Morphisms and Pushouts in Compact Normal Joinfit Frames

\(\mathfrak {KNJ}\) is the category of compact normal joinfit frames and frame homomorphisms and \(\mathfrak {KReg}\) is the coreflective subcategory of compact regular frames. This work investigates \(\mathfrak {KNJ}\) through its interaction with \(\mathfrak {KReg}\) via the coreflection \(\rho \). A \(\mathfrak {KNJ}\) morphism \(\phi : F \longrightarrow M\) is \(\mathcal {P}\)-essential if \(\phi \) is skeletal and the map between the frames of polars, \(\mathcal {P}(\phi ): \mathcal {P}F \longrightarrow \mathcal {P}M\) defined by \(\mathcal {P}(\phi )(p)=\phi (p)^{\perp \perp }\), is a boolean isomorphism. The \(\mathcal {P}\)-essential morphisms in \(\mathfrak {KNJ}\) are closely related to the essential embeddings in \(\mathfrak {KReg}\). We provide a characterization of the \(\mathcal {P}\)-essential morphisms in \(\mathfrak {KNJ}\) and a connection to the essential embeddings in \(\mathfrak {KReg}\).
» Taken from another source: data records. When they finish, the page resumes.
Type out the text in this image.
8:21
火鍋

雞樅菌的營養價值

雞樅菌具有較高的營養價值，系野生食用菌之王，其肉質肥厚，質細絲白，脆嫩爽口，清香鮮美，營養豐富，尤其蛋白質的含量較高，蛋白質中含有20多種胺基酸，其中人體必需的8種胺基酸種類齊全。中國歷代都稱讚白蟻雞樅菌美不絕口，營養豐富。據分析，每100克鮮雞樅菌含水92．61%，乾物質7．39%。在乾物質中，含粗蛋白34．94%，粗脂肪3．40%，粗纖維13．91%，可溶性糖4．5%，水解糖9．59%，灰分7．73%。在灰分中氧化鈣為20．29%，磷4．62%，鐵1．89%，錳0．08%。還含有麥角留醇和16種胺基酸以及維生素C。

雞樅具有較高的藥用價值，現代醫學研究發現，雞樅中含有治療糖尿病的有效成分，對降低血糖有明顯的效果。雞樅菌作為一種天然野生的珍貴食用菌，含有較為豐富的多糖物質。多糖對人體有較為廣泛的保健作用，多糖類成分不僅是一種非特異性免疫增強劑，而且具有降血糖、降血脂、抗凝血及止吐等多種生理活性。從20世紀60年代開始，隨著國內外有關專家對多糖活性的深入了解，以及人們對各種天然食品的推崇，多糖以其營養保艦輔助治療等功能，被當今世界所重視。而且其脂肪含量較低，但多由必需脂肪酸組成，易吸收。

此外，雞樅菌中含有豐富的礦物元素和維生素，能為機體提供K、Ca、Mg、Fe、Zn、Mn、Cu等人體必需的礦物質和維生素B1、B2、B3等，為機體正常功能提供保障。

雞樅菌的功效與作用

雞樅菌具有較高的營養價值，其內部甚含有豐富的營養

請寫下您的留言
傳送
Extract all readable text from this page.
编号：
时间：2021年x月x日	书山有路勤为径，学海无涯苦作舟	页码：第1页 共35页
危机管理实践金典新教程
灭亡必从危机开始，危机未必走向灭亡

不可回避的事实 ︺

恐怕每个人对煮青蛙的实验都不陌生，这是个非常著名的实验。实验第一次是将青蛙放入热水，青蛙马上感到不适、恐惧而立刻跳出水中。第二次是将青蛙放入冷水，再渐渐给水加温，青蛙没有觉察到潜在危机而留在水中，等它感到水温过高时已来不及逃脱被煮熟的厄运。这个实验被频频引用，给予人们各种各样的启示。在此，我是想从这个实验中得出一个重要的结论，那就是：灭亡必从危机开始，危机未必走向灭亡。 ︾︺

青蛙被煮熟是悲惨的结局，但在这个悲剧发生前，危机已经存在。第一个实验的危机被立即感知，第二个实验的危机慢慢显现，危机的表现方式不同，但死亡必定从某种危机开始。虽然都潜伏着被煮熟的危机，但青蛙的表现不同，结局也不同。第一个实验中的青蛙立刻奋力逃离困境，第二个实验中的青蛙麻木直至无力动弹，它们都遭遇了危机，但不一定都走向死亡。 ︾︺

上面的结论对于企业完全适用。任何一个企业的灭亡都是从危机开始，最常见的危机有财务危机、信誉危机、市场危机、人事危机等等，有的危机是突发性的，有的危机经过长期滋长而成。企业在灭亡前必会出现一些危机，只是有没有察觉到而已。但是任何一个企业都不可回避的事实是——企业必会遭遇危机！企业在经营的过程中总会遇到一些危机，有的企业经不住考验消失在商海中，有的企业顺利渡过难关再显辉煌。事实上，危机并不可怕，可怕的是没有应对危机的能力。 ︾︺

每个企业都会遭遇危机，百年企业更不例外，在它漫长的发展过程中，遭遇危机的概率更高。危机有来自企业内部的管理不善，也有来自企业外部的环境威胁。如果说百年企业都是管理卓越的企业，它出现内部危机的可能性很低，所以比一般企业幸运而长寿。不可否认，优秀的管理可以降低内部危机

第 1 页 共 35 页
Further results about the preservation of joinfitness, the factorization of morphisms, and monomorphisms in \(\mathfrak {KNJ}\) are provided. Moreover, in the category of \(\mathfrak {KNJ}\) objects and skeletal frame homomorphisms, \(\mathfrak {KNJS}\), we construct for \(F \in \mathfrak {KNJ}\) and \(\phi :\rho F \longrightarrow H\) (an arbitrary \(\mathfrak {KReg}\) essential embedding of \(\rho F\)) the \(\mathfrak {KNJS}\) pushout of \(\rho _F: \rho F \longrightarrow F\) and \(\phi : \rho F \longrightarrow H\). Lastly, we investigate the epimorphisms and epicomplete objects in \(\mathfrak {KNJS}\).